We also use pygments (http://pygments.org) for syntax highlighting in documentation markdown pages, so you will also need to install that (it requires Python) by running sudo easy_install Pygments.

To mark a block of code in your markdown to be syntax highlighted by jekyll during the compile phase, use the following sytax:

{% highlight scala %}
// Your scala code goes here, you can replace scala with many other
// supported languages too.
{% endhighlight %}

API Docs (Scaladoc and Epydoc)

You can build just the Spark scaladoc by running sbt/sbt doc from the SPARK_PROJECT_ROOT directory.

Similarly, you can build just the PySpark epydoc by running epydoc --config epydoc.conf from the SPARK_PROJECT_ROOT/pyspark directory.

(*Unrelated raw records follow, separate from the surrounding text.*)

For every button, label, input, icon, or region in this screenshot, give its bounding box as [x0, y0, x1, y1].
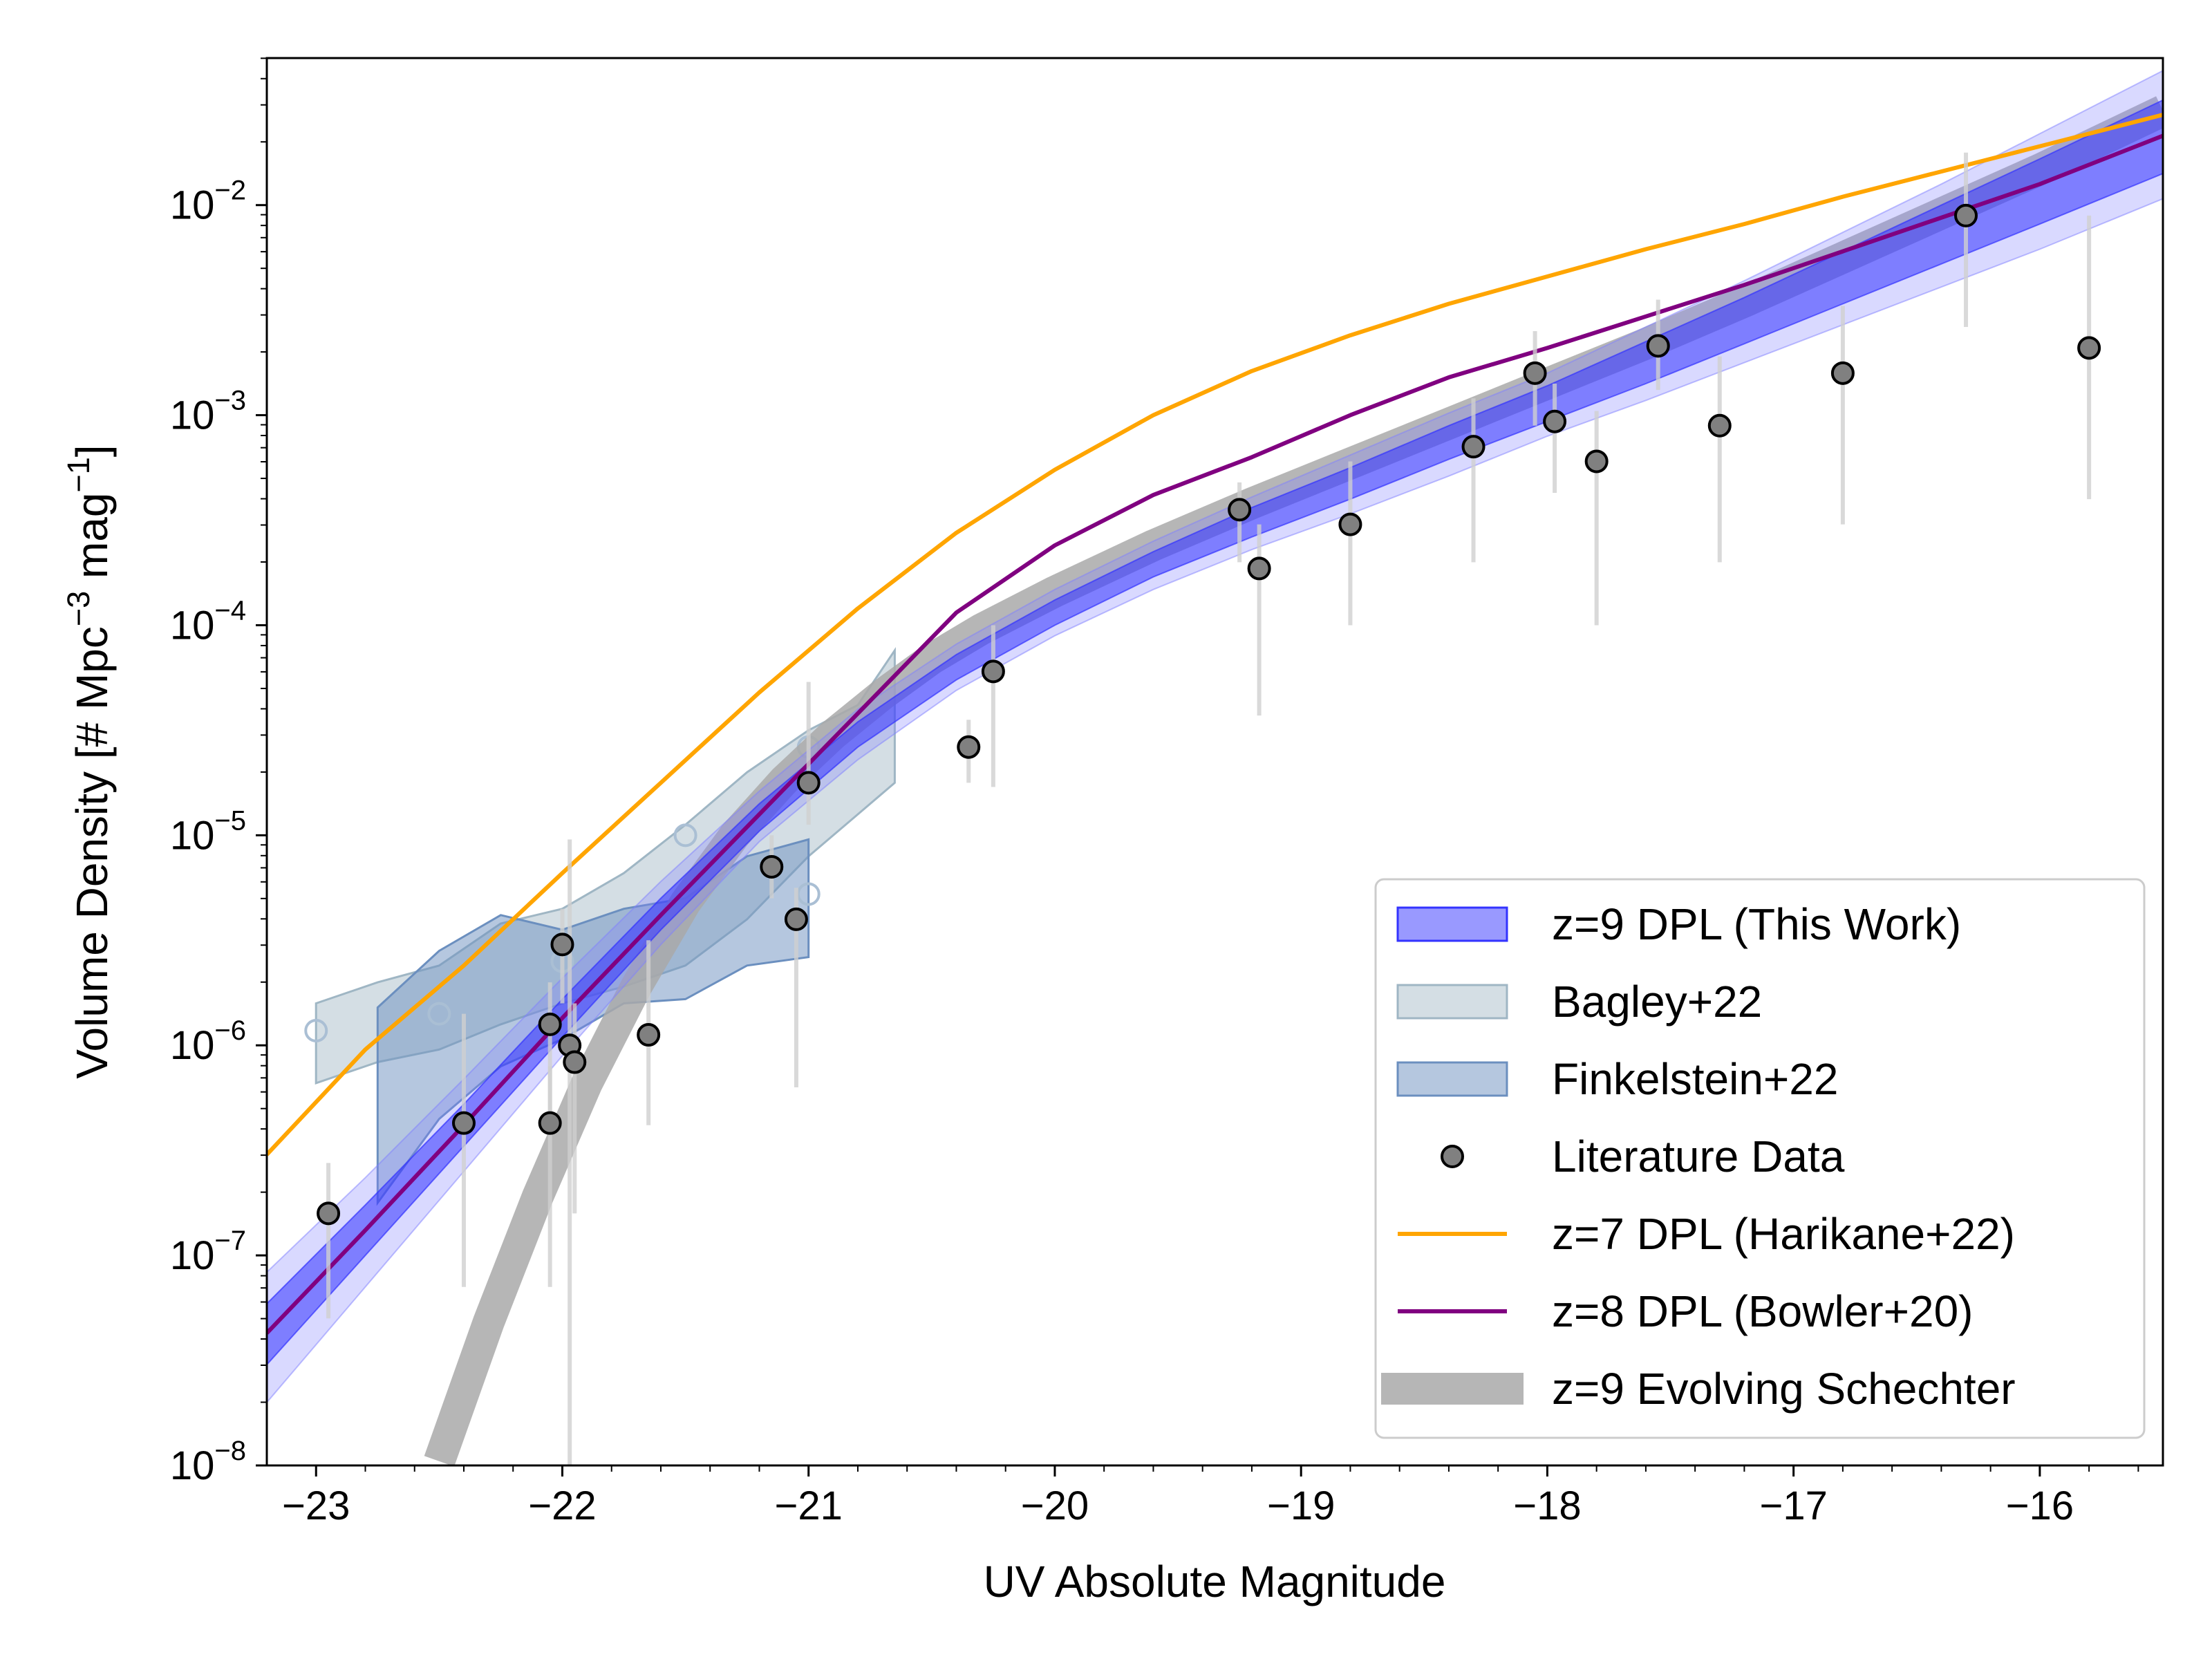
legend-swatch-this-work: [1396, 906, 1508, 942]
literature-point: [760, 854, 784, 879]
axes-frame: [265, 57, 2164, 1467]
literature-point: [1461, 435, 1485, 459]
literature-point: [796, 771, 821, 795]
x-tick-label: −19: [1267, 1483, 1335, 1528]
legend-label: Bagley+22: [1552, 977, 1762, 1027]
literature-point: [1646, 334, 1670, 358]
literature-point: [1954, 203, 1978, 227]
literature-point: [1523, 361, 1547, 385]
literature-point: [981, 659, 1005, 684]
legend-label: z=7 DPL (Harikane+22): [1552, 1209, 2015, 1259]
literature-point: [784, 907, 808, 931]
x-axis-label: UV Absolute Magnitude: [984, 1557, 1446, 1606]
x-tick-label: −16: [2006, 1483, 2074, 1528]
harikane-curve: [267, 113, 2163, 1156]
bowler-curve: [267, 133, 2163, 1335]
legend-swatch-finkelstein: [1396, 1061, 1508, 1097]
legend-label: z=8 DPL (Bowler+20): [1552, 1286, 1973, 1336]
y-axis: 10−8 10−7 10−6 10−5 10−4 10−3 10−2: [170, 57, 267, 1488]
y-tick-label: 10−5: [170, 805, 246, 858]
y-tick-label: 10−6: [170, 1015, 246, 1068]
y-tick-label: 10−2: [170, 176, 246, 228]
legend-label: z=9 DPL (This Work): [1552, 899, 1961, 949]
plot-area: [267, 70, 2163, 1465]
literature-point: [637, 1023, 661, 1047]
legend-label: Finkelstein+22: [1552, 1054, 1838, 1104]
literature-point: [1584, 449, 1609, 474]
legend-label: Literature Data: [1552, 1132, 1845, 1181]
legend: z=9 DPL (This Work) Bagley+22 Finkelstein+…: [1374, 878, 2146, 1439]
this-work-band-1sigma: [267, 99, 2163, 1366]
y-axis-label: Volume Density [# Mpc−3 mag−1]: [61, 444, 117, 1078]
bagley-point: [673, 823, 697, 847]
literature-point: [317, 1201, 341, 1226]
x-tick-label: −17: [1759, 1483, 1827, 1528]
literature-point: [1707, 413, 1732, 438]
literature-point: [1338, 512, 1362, 536]
legend-marker-literature: [1441, 1145, 1464, 1168]
literature-point: [538, 1012, 562, 1036]
literature-point: [957, 735, 981, 759]
bagley-point: [427, 1002, 451, 1026]
x-tick-label: −20: [1021, 1483, 1089, 1528]
literature-point: [2077, 336, 2101, 360]
literature-point: [538, 1111, 562, 1135]
x-tick-label: −22: [528, 1483, 596, 1528]
y-tick-label: 10−3: [170, 386, 246, 438]
x-axis: −23 −22 −21 −20 −19 −18 −17 −16: [282, 1465, 2139, 1528]
literature-point: [451, 1111, 476, 1135]
legend-label: z=9 Evolving Schechter: [1552, 1364, 2016, 1414]
x-tick-label: −21: [775, 1483, 843, 1528]
x-tick-label: −23: [282, 1483, 350, 1528]
literature-point: [1830, 361, 1855, 385]
y-tick-label: 10−8: [170, 1436, 246, 1488]
literature-point: [1247, 556, 1271, 581]
literature-point: [1543, 409, 1567, 433]
x-tick-label: −18: [1513, 1483, 1581, 1528]
legend-swatch-bagley: [1396, 984, 1508, 1020]
literature-point: [563, 1050, 587, 1074]
literature-point: [1228, 498, 1252, 522]
bagley-point: [304, 1018, 328, 1042]
literature-point: [550, 932, 574, 957]
legend-box: [1374, 878, 2146, 1439]
y-tick-label: 10−4: [170, 595, 246, 648]
y-tick-label: 10−7: [170, 1226, 246, 1278]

When you run jekyll in the docs directory, it will also copy over the scaladoc for the various Spark subprojects into the docs directory (and then also into the _site directory). We use a jekyll plugin to run sbt/sbt doc before building the site so if you haven't run it (recently) it may take some time as it generates all of the scaladoc. The jekyll plugin also generates the PySpark docs using epydoc.

NOTE: To skip the step of building and copying over the Scala and Python API docs, run SKIP_API=1 jekyll.